Of course, while solving such problems, you need an appropriate lunch stop. For me, that means either Mexican food or diner food. On Saturday, when Barry lamented that he was hungry, I quickly turned into a gas station where I’d seen a taqueria bus, and we ordered beef and chorizo tacos in lousy Spanish. Yesterday, we ended up at Harold’s Diner, a no-nonsense lunch counter with vinyl-covered stools, chrome trim, and paper towels for napkins. The male to female ratio was 5 to 1, just the thing to put me in the mood to deal with plumbing fittings.
Today’s choice was a hybrid — a Mexican diner full of construction workers slurping tacos while watching a dramatic soap opera on the TV. At least, I think it was dramatic, since it was in Spanish, and all the construction workers were riveted to it.
One thing I’m realizing is that Hilton Head is actually a pretty small town, with a permanent population of 40,000. That figure includes a lot of people who retired here from somewhere else in order to shop in the clever little boutiques — if you subtract them out, the number of colorful local people is much smaller. And every time I meet one of them, they know all the others.
At the auto parts store, I met Tommy, the fastest-talking southerner I’ve ever heard. He has an extremely sarcastic sense of humor, so you can’t tell if he’s being nice or mean. Tommy told me to talk with a fellow named Buddy about the exhaust insulation I needed. He then reeled Buddy’s phone number right off the top of his head — which surprised me, until I found out they’re brothers.
Later, I stopped to chat with Billy, on the shrimp boat. Billy, who calls me Miss Margaret, knows both Tommy and Buddy — he grew up with them. He told me to go see Buddy right away, saying “He’s got a spool of that insulation right on his work bench for ya’.”
I hesitated a little, because we had already hired a mechanic named Kevin, and I didn’t want to waste Buddy’s time.
Billy reassured me, saying that I didn’t have to hire Buddy, just talk to him. “You know the difference between being committed and being involved?” he asked me. “When you sit down to a plate of bacon and eggs, the chicken was involved, but the pig was committed!” We laughed and laughed.
Buddy works in a giant boat shed, about 100 feet from where I’ve been parking our car. I had no idea he was so close.
When Barry and I walked up to the boatyard, Buddy turned out to look just like Tommy. I made the mistake of commenting on the resemblance, though, and he threatened to kick me out of the shop!
Buddy is just as sarcastic as his brother, so I don’t know if he was serious. At least he talks more slowly, so I can understand him about 90 percent of the time (as opposed to 50 percent with Tommy!). He gave us a really good deal on the insulation, while making fun of us the entire time for only using 10 feet of the giant roll.

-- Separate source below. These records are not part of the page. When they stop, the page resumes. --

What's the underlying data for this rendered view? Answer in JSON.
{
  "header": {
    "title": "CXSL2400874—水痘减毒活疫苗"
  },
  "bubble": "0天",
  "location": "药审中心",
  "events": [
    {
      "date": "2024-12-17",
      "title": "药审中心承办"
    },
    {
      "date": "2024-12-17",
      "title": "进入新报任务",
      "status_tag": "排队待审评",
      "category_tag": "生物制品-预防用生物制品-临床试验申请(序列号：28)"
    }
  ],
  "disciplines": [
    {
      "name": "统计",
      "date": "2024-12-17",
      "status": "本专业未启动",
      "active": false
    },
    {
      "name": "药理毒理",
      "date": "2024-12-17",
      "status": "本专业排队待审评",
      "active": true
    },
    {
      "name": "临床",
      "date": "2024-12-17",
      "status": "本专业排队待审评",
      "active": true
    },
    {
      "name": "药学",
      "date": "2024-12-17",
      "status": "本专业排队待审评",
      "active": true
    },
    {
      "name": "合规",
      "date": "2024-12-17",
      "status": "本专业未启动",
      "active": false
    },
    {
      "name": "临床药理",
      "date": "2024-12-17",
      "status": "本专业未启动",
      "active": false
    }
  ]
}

In three days’ time, we’ll be casting off our lines and heading north to Beaufort, NC, the place my Dad deliberately misspells “Bow-furt.” But in this week aboard s/v Flutterby, I’ve grown attached, and now I’m really going to miss this island.
If history had played out a little differently, my family could be just as entrenched on Hilton Head as Tommy and Buddy’s. Instead, my parents left the area in 1965. The property they owned here would be worth millions now, but shopping in expensive little boutiques is not our style. We’re more likely to hang around shrimp boats and auto parts stores.
And if I hang around Hilton Head Island much longer, I’ll become local color myself — and then you can all call me Miss Margaret.